We live in a world where there is a relentless assault on people whose views and actions are not “politically correct”. Liberal ideologies have successfully infiltrated most of society’s institutions, often spearheaded by a well-organised, committed minority who strategically dominate key spheres of influence. We see its impact where Comprehensive Sexuality Education (CSE) materials are used to indoctrinate learners in public schools; in the “cancel culture” of the media and on-line platforms, which shut down any dissenting views; and in the relentless propaganda of the entertainment industry. However, the greatest threat comes when political power and all the mechanisms of the State are marshalled to cram down and impose a single ideology on an entire society.

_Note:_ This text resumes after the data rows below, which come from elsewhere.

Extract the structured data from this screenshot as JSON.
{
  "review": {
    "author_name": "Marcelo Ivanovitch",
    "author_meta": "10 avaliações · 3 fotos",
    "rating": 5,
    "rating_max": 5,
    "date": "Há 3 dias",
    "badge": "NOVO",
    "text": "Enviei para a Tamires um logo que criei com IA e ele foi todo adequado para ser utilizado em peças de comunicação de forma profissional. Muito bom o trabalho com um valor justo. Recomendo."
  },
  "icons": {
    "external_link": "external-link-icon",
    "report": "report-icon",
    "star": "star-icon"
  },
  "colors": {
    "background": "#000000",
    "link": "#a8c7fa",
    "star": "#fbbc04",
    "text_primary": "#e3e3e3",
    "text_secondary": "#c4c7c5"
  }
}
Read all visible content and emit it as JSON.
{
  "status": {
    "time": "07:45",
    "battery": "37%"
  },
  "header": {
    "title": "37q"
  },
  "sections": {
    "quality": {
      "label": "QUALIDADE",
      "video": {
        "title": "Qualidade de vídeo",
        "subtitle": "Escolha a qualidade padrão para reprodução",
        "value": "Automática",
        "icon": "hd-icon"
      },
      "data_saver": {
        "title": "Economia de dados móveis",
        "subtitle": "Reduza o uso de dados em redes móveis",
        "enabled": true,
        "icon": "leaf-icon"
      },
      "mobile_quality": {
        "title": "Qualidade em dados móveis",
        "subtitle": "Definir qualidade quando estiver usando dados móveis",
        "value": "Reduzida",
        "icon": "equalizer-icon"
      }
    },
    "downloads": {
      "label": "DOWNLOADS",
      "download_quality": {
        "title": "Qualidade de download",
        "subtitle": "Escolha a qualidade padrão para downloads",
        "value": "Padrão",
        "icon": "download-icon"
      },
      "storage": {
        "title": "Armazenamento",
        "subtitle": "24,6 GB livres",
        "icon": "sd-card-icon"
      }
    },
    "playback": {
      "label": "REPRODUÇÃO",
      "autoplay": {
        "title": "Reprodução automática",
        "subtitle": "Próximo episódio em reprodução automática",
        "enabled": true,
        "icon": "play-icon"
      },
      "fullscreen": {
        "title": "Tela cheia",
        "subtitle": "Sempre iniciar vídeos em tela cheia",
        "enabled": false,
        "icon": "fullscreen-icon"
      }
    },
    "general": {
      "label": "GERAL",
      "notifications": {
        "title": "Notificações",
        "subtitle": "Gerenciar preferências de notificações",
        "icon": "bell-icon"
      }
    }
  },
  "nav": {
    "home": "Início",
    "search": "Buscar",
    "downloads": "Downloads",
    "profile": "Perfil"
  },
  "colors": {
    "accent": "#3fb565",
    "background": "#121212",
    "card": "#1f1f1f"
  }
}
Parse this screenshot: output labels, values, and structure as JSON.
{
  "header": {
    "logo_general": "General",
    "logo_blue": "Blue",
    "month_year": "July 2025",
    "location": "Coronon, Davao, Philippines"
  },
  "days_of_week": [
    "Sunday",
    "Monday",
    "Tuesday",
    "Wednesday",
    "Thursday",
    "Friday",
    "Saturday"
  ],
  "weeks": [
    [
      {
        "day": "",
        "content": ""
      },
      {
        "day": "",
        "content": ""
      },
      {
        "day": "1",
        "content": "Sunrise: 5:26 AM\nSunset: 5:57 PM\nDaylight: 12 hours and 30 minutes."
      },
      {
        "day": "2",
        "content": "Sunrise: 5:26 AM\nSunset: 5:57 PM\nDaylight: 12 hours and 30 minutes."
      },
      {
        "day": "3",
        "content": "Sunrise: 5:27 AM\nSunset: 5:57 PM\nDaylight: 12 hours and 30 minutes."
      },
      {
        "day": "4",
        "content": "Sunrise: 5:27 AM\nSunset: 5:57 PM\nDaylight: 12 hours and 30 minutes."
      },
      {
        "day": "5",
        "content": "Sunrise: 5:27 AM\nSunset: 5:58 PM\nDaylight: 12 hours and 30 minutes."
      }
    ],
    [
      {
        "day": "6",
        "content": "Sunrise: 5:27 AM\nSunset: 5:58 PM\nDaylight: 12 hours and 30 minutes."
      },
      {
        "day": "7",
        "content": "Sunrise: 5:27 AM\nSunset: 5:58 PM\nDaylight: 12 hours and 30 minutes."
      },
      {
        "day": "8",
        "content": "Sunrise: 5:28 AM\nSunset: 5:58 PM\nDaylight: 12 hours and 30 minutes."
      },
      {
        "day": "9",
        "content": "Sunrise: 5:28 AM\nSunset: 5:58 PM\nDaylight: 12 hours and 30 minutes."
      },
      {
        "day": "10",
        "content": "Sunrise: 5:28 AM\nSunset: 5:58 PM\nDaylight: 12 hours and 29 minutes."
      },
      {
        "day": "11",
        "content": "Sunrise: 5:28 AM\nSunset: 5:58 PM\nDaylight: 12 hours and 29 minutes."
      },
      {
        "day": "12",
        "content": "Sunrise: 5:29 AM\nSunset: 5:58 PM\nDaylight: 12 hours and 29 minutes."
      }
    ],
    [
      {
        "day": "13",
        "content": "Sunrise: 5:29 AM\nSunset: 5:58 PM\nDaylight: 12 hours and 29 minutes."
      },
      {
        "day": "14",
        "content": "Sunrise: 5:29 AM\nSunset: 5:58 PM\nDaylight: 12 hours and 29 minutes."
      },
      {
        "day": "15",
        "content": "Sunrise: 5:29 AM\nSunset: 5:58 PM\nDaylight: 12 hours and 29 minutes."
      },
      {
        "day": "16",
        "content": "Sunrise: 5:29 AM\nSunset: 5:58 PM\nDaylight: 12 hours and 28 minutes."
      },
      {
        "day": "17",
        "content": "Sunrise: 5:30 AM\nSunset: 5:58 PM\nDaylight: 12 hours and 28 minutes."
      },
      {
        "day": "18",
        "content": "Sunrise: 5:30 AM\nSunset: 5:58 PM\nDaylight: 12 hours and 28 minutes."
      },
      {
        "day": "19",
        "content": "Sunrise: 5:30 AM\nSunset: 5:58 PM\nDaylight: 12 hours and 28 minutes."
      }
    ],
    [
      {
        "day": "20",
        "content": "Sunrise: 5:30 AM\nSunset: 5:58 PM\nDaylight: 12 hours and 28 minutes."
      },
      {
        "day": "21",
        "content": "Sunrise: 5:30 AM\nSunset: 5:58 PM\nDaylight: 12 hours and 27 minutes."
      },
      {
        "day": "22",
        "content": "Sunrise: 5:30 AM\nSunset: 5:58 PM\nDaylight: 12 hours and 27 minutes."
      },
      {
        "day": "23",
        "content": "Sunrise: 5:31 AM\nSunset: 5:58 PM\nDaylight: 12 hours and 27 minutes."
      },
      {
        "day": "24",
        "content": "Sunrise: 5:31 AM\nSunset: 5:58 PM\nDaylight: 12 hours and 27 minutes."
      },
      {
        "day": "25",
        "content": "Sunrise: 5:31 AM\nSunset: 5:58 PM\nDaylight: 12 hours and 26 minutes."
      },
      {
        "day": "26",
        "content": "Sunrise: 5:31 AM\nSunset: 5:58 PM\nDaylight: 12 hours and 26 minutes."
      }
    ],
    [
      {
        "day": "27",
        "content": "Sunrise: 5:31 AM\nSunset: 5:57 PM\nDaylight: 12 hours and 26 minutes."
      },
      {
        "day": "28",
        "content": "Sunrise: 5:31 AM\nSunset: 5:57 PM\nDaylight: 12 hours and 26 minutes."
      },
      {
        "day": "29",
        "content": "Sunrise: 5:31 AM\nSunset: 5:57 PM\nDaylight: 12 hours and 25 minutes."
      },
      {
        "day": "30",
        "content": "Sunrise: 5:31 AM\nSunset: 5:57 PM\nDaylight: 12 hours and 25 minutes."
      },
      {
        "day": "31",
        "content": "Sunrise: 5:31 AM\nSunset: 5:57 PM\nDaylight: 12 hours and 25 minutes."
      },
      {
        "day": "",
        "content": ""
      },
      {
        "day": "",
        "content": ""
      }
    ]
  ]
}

Although our Constitutional Court has ruled on different occasions that our Constitution has no hierarchy of rights, we have nevertheless seen multiple situations where people of faith perceive themselves to be placed in the invidious position of whether to obey the State (and to risk eternal consequences) or to obey God (and face potentially severe sanctions from the State). Human history is filled with horrific examples of the repression and persecution which inevitably results, because people of faith will often even pay the ultimate price in defense of what they sincerely believe.
We often ask ourselves, “How did we end up here?”. It is therefore vital that people of faith gain a renewed understanding of (and appreciation for) the importance of the human rights we enjoy – and the civil responsibility we each have to uphold and exercise them. Christians (in particular) are often hesitant to stand up for their civil rights and constitutional freedoms. Perhaps they find it hard to believe that radical changes can be enforced so rapidly on a society where the vast majority still share their faith and conservative values. While they are right that civil government is a God-ordained authority, they are wrong to believe that it must therefore always be unquestionably respected in the decisions it makes or supported in whatever laws it wants to pass. They understand correctly that the Church and State are separate and play different roles in society, but unfortunately fail to recognise the importance of righteous men and women being involved and engaged in public life.
The Apostle Paul understood that the only way to ensure that we enjoy good government, is when good people hold it accountable by making their voices heard and exercising their rights. He was quick to stand on his civil rights as a Roman citizen to prevent being flogged (Acts 22:25), and to demand a public apology after being unjustly beaten (Acts 16:37). He successfully appealed to Caesar for justice and was sent to Rome (Acts 25:11-12), even being allocated an armed escort to save him from an attempted assassination on the way (Acts 23:23-24). Imagine what might have happened if he had taken a fatalistic view and his life had ended prematurely?
While a long-term strategy is needed to push back and reverse the rising tide of liberal and godless ideologies, the most important bulwark and defense today is simply for the (often too silent) majority to exercise our democratic rights to participate in the law-making process. In recent times, we have seen that when we pushed back against the imposition of liberal CSE content in public schools, we prevailed. When we sent in tens of thousands of submissions to prevent the teaching/preaching of Scriptures being criminalised by the Hate Crimes and Hate Speech Bill, it was given specific protection. The overwhelming response of the faith community to oppose the draconian destruction of religious freedoms contained in the PEPUDA Amendment Bill has resulted in an undertaking by the Deputy Minister of Justice to consider the inclusion of a specific clause to protect these very rights.
Other battles no doubt lie ahead, so while we still have the opportunity, we must make sure that our voices are heard. Together, we can make a difference so that we (and our children) remain free to share and live out our faith – in our homes, our churches but also in public. FOR SA is therefore deeply appreciative of every individual and every voice raised to uphold our religious freedoms. This on-going support is essential if we are to push back effectively against the tide that is currently running against people, simply because of their sincerely held faith, beliefs and convictions.